On évite de parler des choses qui fâchent, on se détourne du sujet principal car on veut pas se blesser l'un et l'autre, on veut pas appuyer sur le point sensible. Et l'essentiel, me dis-je, c'est que je sois là, à pouvoir communiquer avec lui. Le reste importe peu, pour le moment. Il est trop tôt, nos cœurs sont encore trop essoufflés pour cela, comme si nous avions couru un mille mètres sans frémir et que notre corps avait soudain besoin de lâcher complètement. Alors ont parle de tout et de rien, comme si rien ne s'était passé. Moi, ça me convient.
Aristid est un dieu-vivant. Je ne lui dis jamais, mais je l'admire, vraiment. Il est aussi grand et lumineux que le soleil, aussi courageux que David. Je ne sais pas si un jour j'arriverai à verbaliser tout ça, mais en tout cas je le pense très fort. Actuellement, je suis malheureusement incapable de parler, j'ai la gorge nouée depuis quatre jours. Tout ce que je suis capable de prononcer c'est des morceaux de mots qui se confondent les uns avec les autres. Aristid, lui, il respecte ça. Et c'est bien le seul.
En cours, je me laisse aller. Je me mets au fond de la classe et je dessine de la fumée sur mes rouleaux de parchemins. Une fumée aussi noire que ce que contient mon Cœur. Mes notes baissent, je me repose sur ce que j'ai lu depuis des années. J'essaie d'apprendre mais je suis sans cesse déconcentrée par quelque chose. Le vide m'a envahi.
Dès fois, je dors. Dès fois, je pleure. Aristid reste près de moi quand il le peut. Il sacrifie son temps libre pour moi. Il passe sont temps à étudier ou à veiller sur moi. Alors je me sens coupable. Coupable d'avoir été aussi conne, coupable de l'avoir inquiété, coupable de ne pas être capable d'aller mieux. Et lui, il reste là, près de moi. Je ne sais pas comment il fait pour tenir, pour garder ce sourire mi-inquiet mi-rassuré, et se tenir à mon chevet. Moi, je ne sais pas si je serais capable de faire tout ça pour lui, et ça me rend folle. Je suis horrifiée par ce constat, et à chaque fois que je le vois ma culpabilité augmente encore un peu.

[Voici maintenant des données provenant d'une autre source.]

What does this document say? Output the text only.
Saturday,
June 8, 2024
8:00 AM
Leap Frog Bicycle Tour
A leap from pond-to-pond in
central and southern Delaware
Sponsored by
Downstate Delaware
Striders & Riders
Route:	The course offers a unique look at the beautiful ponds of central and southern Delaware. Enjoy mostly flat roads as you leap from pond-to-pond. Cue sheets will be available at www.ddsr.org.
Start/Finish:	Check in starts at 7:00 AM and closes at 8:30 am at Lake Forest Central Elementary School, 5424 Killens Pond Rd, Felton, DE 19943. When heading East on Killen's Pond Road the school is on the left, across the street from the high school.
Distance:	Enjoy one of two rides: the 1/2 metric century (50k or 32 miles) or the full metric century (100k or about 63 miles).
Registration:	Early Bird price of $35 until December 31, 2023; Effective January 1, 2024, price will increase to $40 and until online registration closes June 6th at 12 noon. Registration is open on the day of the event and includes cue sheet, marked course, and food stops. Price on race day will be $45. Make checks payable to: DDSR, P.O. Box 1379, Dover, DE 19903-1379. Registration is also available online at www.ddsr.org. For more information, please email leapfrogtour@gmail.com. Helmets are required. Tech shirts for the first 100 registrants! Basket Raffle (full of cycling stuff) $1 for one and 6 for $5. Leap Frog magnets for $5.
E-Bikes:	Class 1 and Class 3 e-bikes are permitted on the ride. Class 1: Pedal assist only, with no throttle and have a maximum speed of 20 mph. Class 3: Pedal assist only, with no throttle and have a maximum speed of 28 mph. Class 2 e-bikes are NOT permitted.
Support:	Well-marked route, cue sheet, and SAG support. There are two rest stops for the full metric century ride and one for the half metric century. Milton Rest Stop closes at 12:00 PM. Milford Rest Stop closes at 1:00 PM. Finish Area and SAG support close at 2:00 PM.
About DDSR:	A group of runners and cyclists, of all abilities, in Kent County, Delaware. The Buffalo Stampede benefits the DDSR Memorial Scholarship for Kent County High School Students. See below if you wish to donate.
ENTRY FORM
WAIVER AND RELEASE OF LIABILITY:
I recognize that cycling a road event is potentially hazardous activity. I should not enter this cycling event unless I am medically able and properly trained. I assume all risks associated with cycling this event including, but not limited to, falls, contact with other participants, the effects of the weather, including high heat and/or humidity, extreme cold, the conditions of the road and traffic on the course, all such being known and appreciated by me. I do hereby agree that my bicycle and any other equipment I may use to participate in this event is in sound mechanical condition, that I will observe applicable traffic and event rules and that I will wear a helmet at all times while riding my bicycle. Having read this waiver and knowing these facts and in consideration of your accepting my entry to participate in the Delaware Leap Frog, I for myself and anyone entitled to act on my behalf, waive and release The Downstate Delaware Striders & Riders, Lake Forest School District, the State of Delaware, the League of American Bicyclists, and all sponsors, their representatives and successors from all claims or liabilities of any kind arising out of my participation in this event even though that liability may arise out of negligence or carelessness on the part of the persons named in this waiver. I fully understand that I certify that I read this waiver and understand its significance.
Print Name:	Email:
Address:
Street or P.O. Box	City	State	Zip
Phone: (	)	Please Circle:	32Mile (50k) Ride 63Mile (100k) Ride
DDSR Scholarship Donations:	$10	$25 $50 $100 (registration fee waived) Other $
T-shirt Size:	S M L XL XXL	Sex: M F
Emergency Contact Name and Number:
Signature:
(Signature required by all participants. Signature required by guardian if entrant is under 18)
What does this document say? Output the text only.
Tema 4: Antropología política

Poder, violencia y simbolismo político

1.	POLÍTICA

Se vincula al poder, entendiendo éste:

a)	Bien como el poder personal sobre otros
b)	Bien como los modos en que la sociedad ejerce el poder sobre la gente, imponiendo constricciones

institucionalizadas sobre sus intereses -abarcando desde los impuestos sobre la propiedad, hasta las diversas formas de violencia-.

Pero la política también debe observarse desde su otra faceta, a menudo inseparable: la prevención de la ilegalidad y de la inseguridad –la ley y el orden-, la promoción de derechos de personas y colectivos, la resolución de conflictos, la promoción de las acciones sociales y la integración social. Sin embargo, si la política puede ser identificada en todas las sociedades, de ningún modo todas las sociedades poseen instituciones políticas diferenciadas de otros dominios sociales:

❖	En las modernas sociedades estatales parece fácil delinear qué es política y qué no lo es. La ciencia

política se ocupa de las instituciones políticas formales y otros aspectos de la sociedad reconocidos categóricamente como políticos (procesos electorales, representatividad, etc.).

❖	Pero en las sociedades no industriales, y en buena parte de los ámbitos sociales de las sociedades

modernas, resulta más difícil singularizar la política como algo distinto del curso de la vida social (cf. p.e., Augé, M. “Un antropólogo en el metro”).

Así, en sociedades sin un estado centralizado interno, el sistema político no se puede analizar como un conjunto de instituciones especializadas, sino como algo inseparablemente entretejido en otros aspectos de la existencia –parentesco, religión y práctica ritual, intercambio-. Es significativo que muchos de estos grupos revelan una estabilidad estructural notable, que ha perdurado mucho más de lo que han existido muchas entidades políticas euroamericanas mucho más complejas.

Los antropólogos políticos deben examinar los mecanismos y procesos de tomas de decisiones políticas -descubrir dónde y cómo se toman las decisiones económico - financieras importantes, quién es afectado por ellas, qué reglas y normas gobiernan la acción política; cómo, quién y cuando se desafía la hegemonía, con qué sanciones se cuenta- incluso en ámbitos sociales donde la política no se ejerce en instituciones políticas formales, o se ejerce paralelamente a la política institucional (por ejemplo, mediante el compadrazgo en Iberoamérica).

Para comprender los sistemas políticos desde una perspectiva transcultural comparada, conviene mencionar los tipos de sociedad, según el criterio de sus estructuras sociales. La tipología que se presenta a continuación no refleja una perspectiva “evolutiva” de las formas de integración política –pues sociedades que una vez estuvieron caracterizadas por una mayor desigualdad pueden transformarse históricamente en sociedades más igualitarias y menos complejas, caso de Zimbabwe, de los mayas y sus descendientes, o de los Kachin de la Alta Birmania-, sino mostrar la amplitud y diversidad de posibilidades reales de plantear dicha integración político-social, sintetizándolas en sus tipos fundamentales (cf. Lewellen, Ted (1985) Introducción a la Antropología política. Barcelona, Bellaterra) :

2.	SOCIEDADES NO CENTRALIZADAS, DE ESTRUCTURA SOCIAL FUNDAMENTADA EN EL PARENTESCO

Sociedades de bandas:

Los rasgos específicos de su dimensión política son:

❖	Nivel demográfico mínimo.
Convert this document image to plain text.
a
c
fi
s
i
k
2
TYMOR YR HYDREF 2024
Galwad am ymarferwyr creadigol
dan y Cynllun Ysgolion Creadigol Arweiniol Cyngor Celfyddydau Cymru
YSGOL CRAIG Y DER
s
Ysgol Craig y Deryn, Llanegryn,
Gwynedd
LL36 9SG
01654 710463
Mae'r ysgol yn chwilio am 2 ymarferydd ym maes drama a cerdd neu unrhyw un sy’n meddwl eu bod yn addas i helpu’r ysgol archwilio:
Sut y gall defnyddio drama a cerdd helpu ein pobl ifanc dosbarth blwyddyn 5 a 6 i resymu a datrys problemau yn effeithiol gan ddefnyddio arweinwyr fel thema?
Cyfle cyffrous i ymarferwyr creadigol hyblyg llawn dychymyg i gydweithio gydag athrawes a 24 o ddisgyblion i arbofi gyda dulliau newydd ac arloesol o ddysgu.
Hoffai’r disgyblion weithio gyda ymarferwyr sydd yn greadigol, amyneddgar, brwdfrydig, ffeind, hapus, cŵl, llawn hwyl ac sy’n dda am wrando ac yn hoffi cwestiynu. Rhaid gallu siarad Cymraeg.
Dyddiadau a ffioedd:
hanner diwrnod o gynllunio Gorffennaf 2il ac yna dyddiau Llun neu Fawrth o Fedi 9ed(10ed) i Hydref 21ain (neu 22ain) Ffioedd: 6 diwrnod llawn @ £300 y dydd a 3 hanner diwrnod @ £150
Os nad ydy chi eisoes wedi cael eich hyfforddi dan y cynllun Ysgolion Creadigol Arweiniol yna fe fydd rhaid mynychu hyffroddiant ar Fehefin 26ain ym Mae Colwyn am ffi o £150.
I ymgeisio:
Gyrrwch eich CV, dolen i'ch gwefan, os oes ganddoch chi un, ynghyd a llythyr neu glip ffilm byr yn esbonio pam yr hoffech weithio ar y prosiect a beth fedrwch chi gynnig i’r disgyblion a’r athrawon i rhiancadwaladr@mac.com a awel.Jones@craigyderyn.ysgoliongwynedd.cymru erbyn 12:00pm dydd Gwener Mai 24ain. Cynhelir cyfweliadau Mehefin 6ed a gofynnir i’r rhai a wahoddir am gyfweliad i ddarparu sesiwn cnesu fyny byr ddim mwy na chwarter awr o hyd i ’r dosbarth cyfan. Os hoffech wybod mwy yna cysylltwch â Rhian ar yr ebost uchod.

Mais je suis là. Il est là. Nous sommes là. Nous reposons sur les marches de cet escalier parmi tant d'autres. Quelques élèves passent de temps en temps. La plupart sont en cours ; j'ai séché. Je ne me sentais pas d'y aller ce matin. Alors Aristid aussi a séché, par solidarité. Et encore une fois, je ne le comprends pas. Il aime tant s'enivrer de connaissance ! C'est comme si je comptais plus pour lui que toutes les choses passionnantes qu'il pourrait apprendre ! Et puis, si d'un côté sa présence me réconforte, je me sens encore plus faible qu'avant. Encore plus vulnérable. Je suis comme un pétale de coquelicot — la Beauté en moins. Je me laisse secouer par le vent sans pouvoir me protéger. J'ai besoin d'être raccrochée à quelque chose, par des Liens. Je dois aujourd'hui admettre que j'ai besoin d'Eux. De Swann. De Lexa. D'Alyona. D'Aristid.
Je vais devoir voir une psychomage. Je n'ai pas le choix. Tout le monde (c'est à dire mes parents, et Aristid) me l'a demandé, pour ne pas dire supplié. Alors je vais y aller, pas de mon plein gré, certes, mais quelque part je sais aussi que cela me rassure, d'être suivie par quelqu'un qui s'y connait dans ce domaine. Je me sens un peu plus protégée, même si je donne l'impression aux autres qu'on m'emmène droit à la Geôle.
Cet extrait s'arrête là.